2002 Programming Contest

Results

Nine teams from various schools in Idaho participated in the sixth High School programming contest.  A total of 25 students participated in the contest.

The first place team was from Centennial High School. The team members were Kelv Cutler Steven Madsen, Stephen Longmuir. They were able to solve all three problems correctly! The second place team was from Eagle High School. The team members were Nathan McIntyre, Scott Carter, Stephen Sledjieski. The third team was from Centennial High School. The team members were Nalin Ratnayake, Michael Owen. All teams finished at least one program correctly.

The Problems

Here are the problems used in the competition.
 
 
 
 


Problem 1: Word Chain

Description: A Word Chain is a sequence of words which differ by one letter. The
following sequence is a word chain

MOM MOP MAP TAP TOP TOW

because each adjacent word differs by exactly one letter.

Write a program that  accepts a sequence of words and tests whether it is word chain.
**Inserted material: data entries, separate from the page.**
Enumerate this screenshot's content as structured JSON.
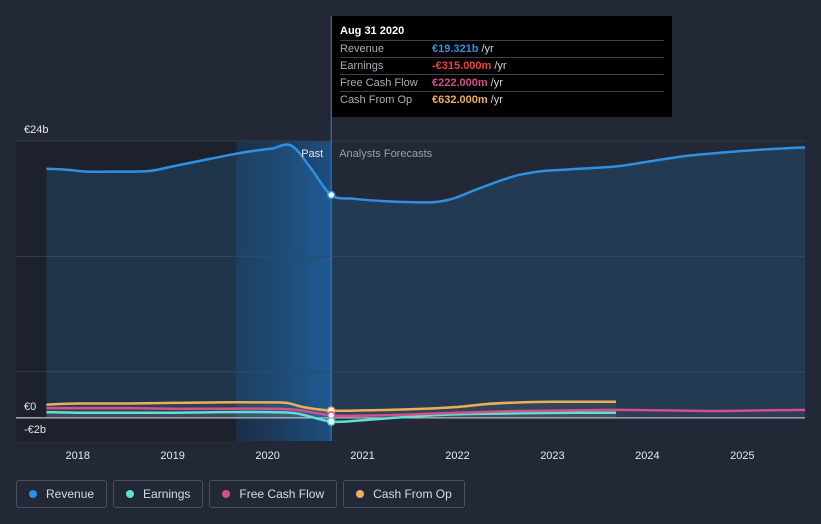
{
  "chart_data": {
    "type": "line",
    "y_labels": {
      "top": "€24b",
      "zero": "€0",
      "bottom": "-€2b"
    },
    "ylim": [
      -2,
      24
    ],
    "x_ticks": [
      2018,
      2019,
      2020,
      2021,
      2022,
      2023,
      2024,
      2025
    ],
    "xlim": [
      2017.35,
      2025.66
    ],
    "past_label": "Past",
    "forecast_label": "Analysts Forecasts",
    "divider_x": 2020.67,
    "highlight_start_x": 2019.67,
    "series": [
      {
        "name": "Revenue",
        "color": "#2f8fe0",
        "x": [
          2017.67,
          2017.9,
          2018.1,
          2018.4,
          2018.75,
          2019.0,
          2019.3,
          2019.67,
          2019.9,
          2020.05,
          2020.25,
          2020.45,
          2020.67,
          2020.9,
          2021.2,
          2021.5,
          2021.75,
          2021.95,
          2022.2,
          2022.5,
          2022.67,
          2022.9,
          2023.2,
          2023.67,
          2024.0,
          2024.4,
          2024.8,
          2025.2,
          2025.66
        ],
        "y": [
          21.6,
          21.5,
          21.35,
          21.35,
          21.4,
          21.8,
          22.3,
          22.9,
          23.2,
          23.35,
          23.6,
          21.7,
          19.321,
          19.0,
          18.8,
          18.7,
          18.7,
          19.0,
          19.8,
          20.7,
          21.1,
          21.4,
          21.55,
          21.8,
          22.2,
          22.7,
          23.0,
          23.25,
          23.45
        ]
      },
      {
        "name": "Earnings",
        "color": "#5fe0d2",
        "x": [
          2017.67,
          2018.0,
          2018.5,
          2019.0,
          2019.5,
          2020.0,
          2020.3,
          2020.67,
          2021.0,
          2021.4,
          2021.8,
          2022.2,
          2022.67,
          2023.2,
          2023.67
        ],
        "y": [
          0.5,
          0.45,
          0.45,
          0.45,
          0.5,
          0.5,
          0.4,
          -0.315,
          -0.2,
          0.05,
          0.25,
          0.35,
          0.4,
          0.45,
          0.45
        ]
      },
      {
        "name": "Free Cash Flow",
        "color": "#d1508e",
        "x": [
          2017.67,
          2018.0,
          2018.5,
          2019.0,
          2019.5,
          2020.0,
          2020.3,
          2020.67,
          2021.0,
          2021.5,
          2022.0,
          2022.67,
          2023.2,
          2023.67,
          2024.2,
          2024.7,
          2025.2,
          2025.66
        ],
        "y": [
          0.85,
          0.85,
          0.85,
          0.8,
          0.8,
          0.8,
          0.7,
          0.222,
          0.2,
          0.3,
          0.45,
          0.6,
          0.65,
          0.7,
          0.65,
          0.6,
          0.65,
          0.7
        ]
      },
      {
        "name": "Cash From Op",
        "color": "#e8b05c",
        "x": [
          2017.67,
          2018.0,
          2018.5,
          2019.0,
          2019.5,
          2020.0,
          2020.2,
          2020.4,
          2020.67,
          2021.0,
          2021.5,
          2022.0,
          2022.3,
          2022.67,
          2023.0,
          2023.67
        ],
        "y": [
          1.15,
          1.25,
          1.25,
          1.3,
          1.35,
          1.35,
          1.3,
          0.9,
          0.632,
          0.65,
          0.75,
          0.95,
          1.2,
          1.35,
          1.4,
          1.4
        ]
      }
    ]
  },
  "tooltip": {
    "date": "Aug 31 2020",
    "rows": [
      {
        "label": "Revenue",
        "value": "€19.321b",
        "unit": "/yr",
        "color": "#2f8fe0"
      },
      {
        "label": "Earnings",
        "value": "-€315.000m",
        "unit": "/yr",
        "color": "#e8433c"
      },
      {
        "label": "Free Cash Flow",
        "value": "€222.000m",
        "unit": "/yr",
        "color": "#d1508e"
      },
      {
        "label": "Cash From Op",
        "value": "€632.000m",
        "unit": "/yr",
        "color": "#e8b05c"
      }
    ]
  },
  "legend": [
    {
      "label": "Revenue",
      "color": "#2f8fe0"
    },
    {
      "label": "Earnings",
      "color": "#5fe0d2"
    },
    {
      "label": "Free Cash Flow",
      "color": "#d1508e"
    },
    {
      "label": "Cash From Op",
      "color": "#e8b05c"
    }
  ]
}
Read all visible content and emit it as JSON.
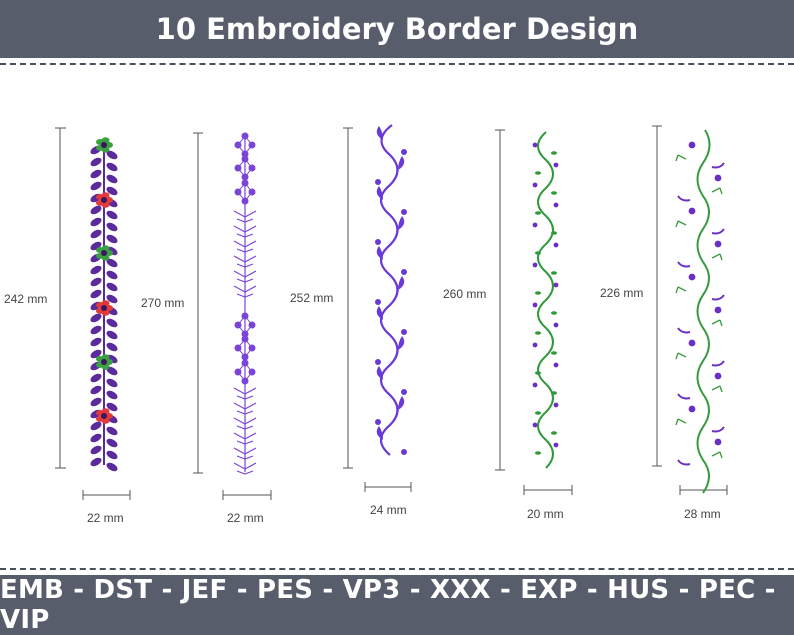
{
  "header": {
    "title": "10 Embroidery Border Design"
  },
  "footer": {
    "formats": "EMB - DST - JEF - PES - VP3 - XXX - EXP - HUS - PEC - VIP"
  },
  "designs": [
    {
      "height_label": "242 mm",
      "width_label": "22 mm",
      "colors": [
        "#5b2b9c",
        "#3aa040",
        "#e03a3a"
      ]
    },
    {
      "height_label": "270 mm",
      "width_label": "22 mm",
      "colors": [
        "#7a45d6"
      ]
    },
    {
      "height_label": "252 mm",
      "width_label": "24 mm",
      "colors": [
        "#6a3ad4"
      ]
    },
    {
      "height_label": "260 mm",
      "width_label": "20 mm",
      "colors": [
        "#2e9a3a",
        "#6a2fc4"
      ]
    },
    {
      "height_label": "226 mm",
      "width_label": "28 mm",
      "colors": [
        "#3a9a40",
        "#6a2fc4"
      ]
    }
  ]
}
Assume that each sequence is terminated by a special word named END. {\it The word END is not part of the sequence}. Some test sequences are: HEAL, HEAD, DEAD, DEED, DEER, BEER, END and the sequence TWO, TOO, TOP, PIP, POP, END. After reading a  sequence print whether it is or is not a word chain.
 
 

Examples:

Input:
MOM MOP MAP TAP TOP TOW END

Output:
is a word chain.

Input:
TWO TOO TOP PIP POP END

Output:
is not a word chain.


Problem 2: Circular Numbers


Description:   A whole number is said to be circular if, when you multiply the number by its units decimal digit, the result is the number with its decimal digits rotated to the right, where the units digit becoming its high-order digit. For example, 11111 is a circular number because of the multiplication:

11111
       x1
--------
11111
 

Write a program to test if a given number is a circular number. You may assume
that the given number is in the range 0 through 2,000,000,000.
 
 

Examples:

Input:
123456

Output:
123456 is not a circular number

Input:
11111

Output:
11111 is a circular number
 
 


Problem 3: Phoney Programming


Description: A standard telephone has both numbers and letters on its keys. Each of
the ten number keys has the letters associated as follows:

1,0: Have no corresponding letters
2:   A B C
3:   D E F
4:   G H I
5:   J K L
6:   M N O
7:   P R S
8:   T U V
9:   W X Y

If the last four digits of the phone number contains a 0 or a 1 then your program does nothing. Otherwise, it checks all the permutations formed from the letters represented by the corresponding numbers of the last four digits of the phone number against an English dictionary and then prints out all the permutations that were found in the dictionary.

For the competition, an English dictionary is available at /usr/share/dict/words. It contains 45424 words, one per line. Your program should use this dictionary.
 

Example:

Input:
3332665

Output:
amok
book
cook
cool

Input:
3450147

Output:
Sorry, the phone number contains 0 or 1 in the last 4 digits.